How can you simplify the quadratic formula using completing the square?

[Robert1986]

Wait... so all of this is to avoid minus signs?

Yeah, and here's the funny thing: they don't actually go away in practice.

Are people really that scared of a -4ac?

People in general? No.

Agenredlum? Apparently very much so.

 

[Robert1986]

Finally, but it took much more than half an hour LOL. That's because we're not in the same room talking.

I looked at what you wrote and I don't see a problem with it initially, except you put a b^2 where it didn't belong, but that doesn't matter to me because it did not affect your final result.

x = [b' +- sqrt(b'^2 + 4ac')]/[2a] = [(-b)^2 +- sqrt((-b)^2 + 4a(-c))]/[2a]

My mistake.

The rest of it seems fine to me but I must caution you, I am not as rigorous as others.

Yes, I have observed.

To me, it seems a tiny bit like circular reasoning but I am no expert in logic. Let othe

It only seems that way because the result is trivial.

Don't forget that the textbook version has an extra minus sign and subtraction instead of addition. Those 2 differences are going to cause more problems. Does that make sense?
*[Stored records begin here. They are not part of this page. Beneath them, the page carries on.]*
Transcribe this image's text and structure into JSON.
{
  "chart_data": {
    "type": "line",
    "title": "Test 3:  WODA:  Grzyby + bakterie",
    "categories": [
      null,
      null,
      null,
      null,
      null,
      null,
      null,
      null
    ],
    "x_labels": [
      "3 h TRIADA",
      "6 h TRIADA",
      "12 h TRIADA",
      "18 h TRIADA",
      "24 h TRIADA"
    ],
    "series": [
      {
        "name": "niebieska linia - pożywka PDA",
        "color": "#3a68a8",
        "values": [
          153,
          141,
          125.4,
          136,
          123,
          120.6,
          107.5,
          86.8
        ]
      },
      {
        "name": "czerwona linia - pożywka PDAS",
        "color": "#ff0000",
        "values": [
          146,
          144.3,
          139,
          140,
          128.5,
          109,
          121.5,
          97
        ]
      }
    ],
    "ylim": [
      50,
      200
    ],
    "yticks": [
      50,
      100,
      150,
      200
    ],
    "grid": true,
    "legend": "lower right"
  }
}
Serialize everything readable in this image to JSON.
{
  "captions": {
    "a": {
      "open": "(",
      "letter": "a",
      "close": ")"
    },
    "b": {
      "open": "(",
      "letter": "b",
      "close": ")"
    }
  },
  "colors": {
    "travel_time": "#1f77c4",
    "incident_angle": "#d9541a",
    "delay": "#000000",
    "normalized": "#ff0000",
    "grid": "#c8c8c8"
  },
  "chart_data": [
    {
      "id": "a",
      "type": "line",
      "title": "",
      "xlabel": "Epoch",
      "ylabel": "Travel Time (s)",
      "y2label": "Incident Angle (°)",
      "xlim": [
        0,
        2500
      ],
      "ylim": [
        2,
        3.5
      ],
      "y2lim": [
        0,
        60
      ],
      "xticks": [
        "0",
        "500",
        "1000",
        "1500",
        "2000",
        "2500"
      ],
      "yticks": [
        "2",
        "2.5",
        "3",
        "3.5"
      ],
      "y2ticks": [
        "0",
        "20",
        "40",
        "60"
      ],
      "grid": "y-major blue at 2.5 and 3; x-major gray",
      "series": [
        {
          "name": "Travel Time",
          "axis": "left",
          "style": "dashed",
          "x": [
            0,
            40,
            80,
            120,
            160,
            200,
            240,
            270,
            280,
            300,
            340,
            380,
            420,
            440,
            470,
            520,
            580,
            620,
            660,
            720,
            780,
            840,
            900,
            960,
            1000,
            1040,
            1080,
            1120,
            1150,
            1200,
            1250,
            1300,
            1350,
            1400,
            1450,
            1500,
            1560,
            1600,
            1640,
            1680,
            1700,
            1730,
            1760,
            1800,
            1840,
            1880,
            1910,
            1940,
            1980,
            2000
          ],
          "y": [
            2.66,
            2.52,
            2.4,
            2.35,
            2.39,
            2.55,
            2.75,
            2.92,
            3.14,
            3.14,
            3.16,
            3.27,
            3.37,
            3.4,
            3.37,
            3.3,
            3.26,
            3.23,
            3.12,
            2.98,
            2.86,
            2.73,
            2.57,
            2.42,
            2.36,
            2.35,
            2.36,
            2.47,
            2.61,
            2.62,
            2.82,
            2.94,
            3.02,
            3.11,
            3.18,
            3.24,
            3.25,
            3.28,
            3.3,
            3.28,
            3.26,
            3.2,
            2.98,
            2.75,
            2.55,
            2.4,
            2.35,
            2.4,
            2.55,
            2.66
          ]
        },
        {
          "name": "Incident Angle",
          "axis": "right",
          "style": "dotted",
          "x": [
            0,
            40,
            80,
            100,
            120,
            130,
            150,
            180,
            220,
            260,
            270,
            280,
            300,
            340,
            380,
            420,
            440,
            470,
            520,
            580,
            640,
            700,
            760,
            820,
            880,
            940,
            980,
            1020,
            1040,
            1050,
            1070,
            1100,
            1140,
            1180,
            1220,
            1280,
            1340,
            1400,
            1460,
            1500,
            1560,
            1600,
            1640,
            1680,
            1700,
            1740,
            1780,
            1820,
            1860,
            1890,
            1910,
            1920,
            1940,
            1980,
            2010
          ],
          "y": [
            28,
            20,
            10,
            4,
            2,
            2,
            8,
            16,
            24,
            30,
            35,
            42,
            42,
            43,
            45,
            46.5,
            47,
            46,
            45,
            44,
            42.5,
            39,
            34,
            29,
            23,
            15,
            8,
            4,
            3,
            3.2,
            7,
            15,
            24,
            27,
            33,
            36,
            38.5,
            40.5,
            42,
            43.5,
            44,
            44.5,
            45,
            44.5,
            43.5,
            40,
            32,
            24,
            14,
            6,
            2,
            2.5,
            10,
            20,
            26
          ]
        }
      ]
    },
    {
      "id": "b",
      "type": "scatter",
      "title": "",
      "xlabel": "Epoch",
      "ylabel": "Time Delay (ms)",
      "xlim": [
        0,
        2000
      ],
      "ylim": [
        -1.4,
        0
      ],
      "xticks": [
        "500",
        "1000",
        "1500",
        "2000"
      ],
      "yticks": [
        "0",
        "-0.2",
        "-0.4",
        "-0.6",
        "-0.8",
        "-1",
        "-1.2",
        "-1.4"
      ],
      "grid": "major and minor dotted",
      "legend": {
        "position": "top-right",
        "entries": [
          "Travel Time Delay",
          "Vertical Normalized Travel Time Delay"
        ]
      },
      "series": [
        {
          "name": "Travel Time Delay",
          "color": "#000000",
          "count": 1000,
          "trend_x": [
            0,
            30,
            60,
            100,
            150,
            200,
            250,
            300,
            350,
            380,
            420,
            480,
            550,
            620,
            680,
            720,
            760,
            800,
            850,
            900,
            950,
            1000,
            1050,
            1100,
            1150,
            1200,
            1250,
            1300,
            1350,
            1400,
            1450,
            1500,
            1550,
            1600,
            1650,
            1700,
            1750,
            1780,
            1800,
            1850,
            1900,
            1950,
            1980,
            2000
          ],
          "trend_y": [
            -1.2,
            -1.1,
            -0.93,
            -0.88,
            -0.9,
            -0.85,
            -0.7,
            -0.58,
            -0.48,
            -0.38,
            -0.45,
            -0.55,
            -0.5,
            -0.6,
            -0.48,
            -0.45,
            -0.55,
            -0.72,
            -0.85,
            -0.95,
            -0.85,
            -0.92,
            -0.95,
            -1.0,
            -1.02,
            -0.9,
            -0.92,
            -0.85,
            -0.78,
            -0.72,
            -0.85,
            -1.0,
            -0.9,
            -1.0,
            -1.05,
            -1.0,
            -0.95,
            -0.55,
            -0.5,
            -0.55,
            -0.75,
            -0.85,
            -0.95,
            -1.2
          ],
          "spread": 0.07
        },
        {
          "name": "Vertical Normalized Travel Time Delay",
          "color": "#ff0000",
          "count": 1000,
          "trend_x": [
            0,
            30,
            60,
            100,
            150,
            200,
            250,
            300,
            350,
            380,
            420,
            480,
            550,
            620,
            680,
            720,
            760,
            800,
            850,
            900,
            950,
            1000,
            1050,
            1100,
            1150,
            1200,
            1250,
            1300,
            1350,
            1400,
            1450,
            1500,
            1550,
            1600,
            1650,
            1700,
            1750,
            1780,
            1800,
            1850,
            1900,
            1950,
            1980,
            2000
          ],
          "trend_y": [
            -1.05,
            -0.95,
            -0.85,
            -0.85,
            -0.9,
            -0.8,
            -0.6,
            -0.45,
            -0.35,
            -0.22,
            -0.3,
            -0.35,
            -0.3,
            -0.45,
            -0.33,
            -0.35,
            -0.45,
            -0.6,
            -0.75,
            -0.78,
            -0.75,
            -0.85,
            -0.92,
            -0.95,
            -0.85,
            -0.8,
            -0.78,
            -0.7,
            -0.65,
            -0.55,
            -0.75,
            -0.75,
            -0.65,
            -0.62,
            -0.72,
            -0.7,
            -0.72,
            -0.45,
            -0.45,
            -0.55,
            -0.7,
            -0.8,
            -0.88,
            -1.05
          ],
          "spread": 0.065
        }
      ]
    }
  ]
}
No, that doesn't make sense. I would say that writting down a completely new equation, and then using that to solve the original one will cause problems. I'm a math guy, a minus sign doesn't scare me this much.

 

[Hurkyl]

Okay, you've spent long enough trying to repeal the use of negative numbers to recognize that all of the various forms of a quadratic equation differ only superficially. Time to wrap things up.